Sending in militarized police and snipers to stop students from exercising their First Amendment rights is truly disgusting.
Why are my colleagues and the mainstream media more outraged over these anti-war protests than they are about the over 35,000 Palestinians killed in Gaza? pic.twitter.com/EwLqRrS2we
— Congresswoman Rashida Tlaib (@RepRashida) May 1, 2024
Americans for Peace Now said that while it is "deeply concerned about the escalating antisemitism in the United States and globally," the legislation "poses a significant threat to free speech and open discourse."

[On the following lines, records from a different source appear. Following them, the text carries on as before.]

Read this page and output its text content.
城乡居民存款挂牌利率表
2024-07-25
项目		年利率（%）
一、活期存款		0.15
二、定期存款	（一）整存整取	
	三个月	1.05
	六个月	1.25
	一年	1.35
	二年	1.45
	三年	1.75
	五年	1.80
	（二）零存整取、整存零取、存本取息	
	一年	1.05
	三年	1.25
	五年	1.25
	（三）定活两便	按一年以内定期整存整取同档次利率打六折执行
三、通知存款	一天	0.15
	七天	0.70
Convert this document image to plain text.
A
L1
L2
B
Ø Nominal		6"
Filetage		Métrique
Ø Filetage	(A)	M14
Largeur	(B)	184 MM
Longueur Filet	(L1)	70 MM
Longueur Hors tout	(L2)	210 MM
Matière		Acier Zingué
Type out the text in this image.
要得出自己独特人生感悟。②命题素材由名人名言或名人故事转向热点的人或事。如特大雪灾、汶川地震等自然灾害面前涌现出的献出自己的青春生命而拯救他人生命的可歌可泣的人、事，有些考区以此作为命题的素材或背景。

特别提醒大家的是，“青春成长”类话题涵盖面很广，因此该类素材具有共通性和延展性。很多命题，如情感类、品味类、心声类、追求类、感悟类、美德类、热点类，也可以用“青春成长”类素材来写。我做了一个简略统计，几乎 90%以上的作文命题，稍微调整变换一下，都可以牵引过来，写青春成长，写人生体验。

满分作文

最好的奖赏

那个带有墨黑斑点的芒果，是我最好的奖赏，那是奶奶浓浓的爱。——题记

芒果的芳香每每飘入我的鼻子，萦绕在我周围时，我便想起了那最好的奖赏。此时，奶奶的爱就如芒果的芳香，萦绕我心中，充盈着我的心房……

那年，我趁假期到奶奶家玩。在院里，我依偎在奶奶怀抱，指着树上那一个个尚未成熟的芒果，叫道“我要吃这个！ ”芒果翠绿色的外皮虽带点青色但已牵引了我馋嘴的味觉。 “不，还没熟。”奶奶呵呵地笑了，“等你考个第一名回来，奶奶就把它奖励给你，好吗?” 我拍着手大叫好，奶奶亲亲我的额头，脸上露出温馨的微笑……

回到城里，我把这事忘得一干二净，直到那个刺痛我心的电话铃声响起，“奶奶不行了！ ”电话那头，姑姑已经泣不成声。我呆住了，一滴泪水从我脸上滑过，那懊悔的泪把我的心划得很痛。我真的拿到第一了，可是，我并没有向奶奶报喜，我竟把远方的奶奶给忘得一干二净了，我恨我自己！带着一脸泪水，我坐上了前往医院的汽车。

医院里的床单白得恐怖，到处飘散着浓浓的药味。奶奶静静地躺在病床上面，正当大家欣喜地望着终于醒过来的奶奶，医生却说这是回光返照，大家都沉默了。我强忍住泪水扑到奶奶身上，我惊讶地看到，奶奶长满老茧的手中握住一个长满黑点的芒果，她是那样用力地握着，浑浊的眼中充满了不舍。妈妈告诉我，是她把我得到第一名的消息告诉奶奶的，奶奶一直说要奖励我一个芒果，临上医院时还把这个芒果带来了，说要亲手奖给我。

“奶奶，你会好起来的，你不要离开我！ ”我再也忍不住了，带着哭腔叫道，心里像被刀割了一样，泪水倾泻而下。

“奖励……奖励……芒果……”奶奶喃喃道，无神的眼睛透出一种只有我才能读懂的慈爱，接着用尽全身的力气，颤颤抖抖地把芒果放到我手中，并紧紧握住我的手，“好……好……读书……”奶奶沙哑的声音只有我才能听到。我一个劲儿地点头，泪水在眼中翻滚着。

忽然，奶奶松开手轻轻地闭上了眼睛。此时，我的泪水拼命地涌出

"Equating criticism of the Israeli government with antisemitism is a tactic used to stifle important discussions on Israeli policies and actions, thereby hindering the broader effort to combat true instances of hatred and discrimination against Jewish communities," the group added.
Kenneth Stern, director of the Bard Centre for the Study of Hate and lead drafter of the IHRA working definition, warned years ago that "Jewish groups have used the definition as a weapon to say anti-Zionist expressions are inherently antisemitic and must be suppressed."
"Imagine if Black Lives Matter said the most important thing the [Biden] administration could do to remedy systemic racism is adopt a definition of racism, and that definition included this example: opposition to affirmative action," Stern wrote in 2020.
"Obviously, sometimes opposition to affirmative action is racist and sometimes it is not," he added. "The debate about systemic racism would be changed to a free speech fight, and those with reasonable concerns about affirmative action correctly upset that the state was branding them racist."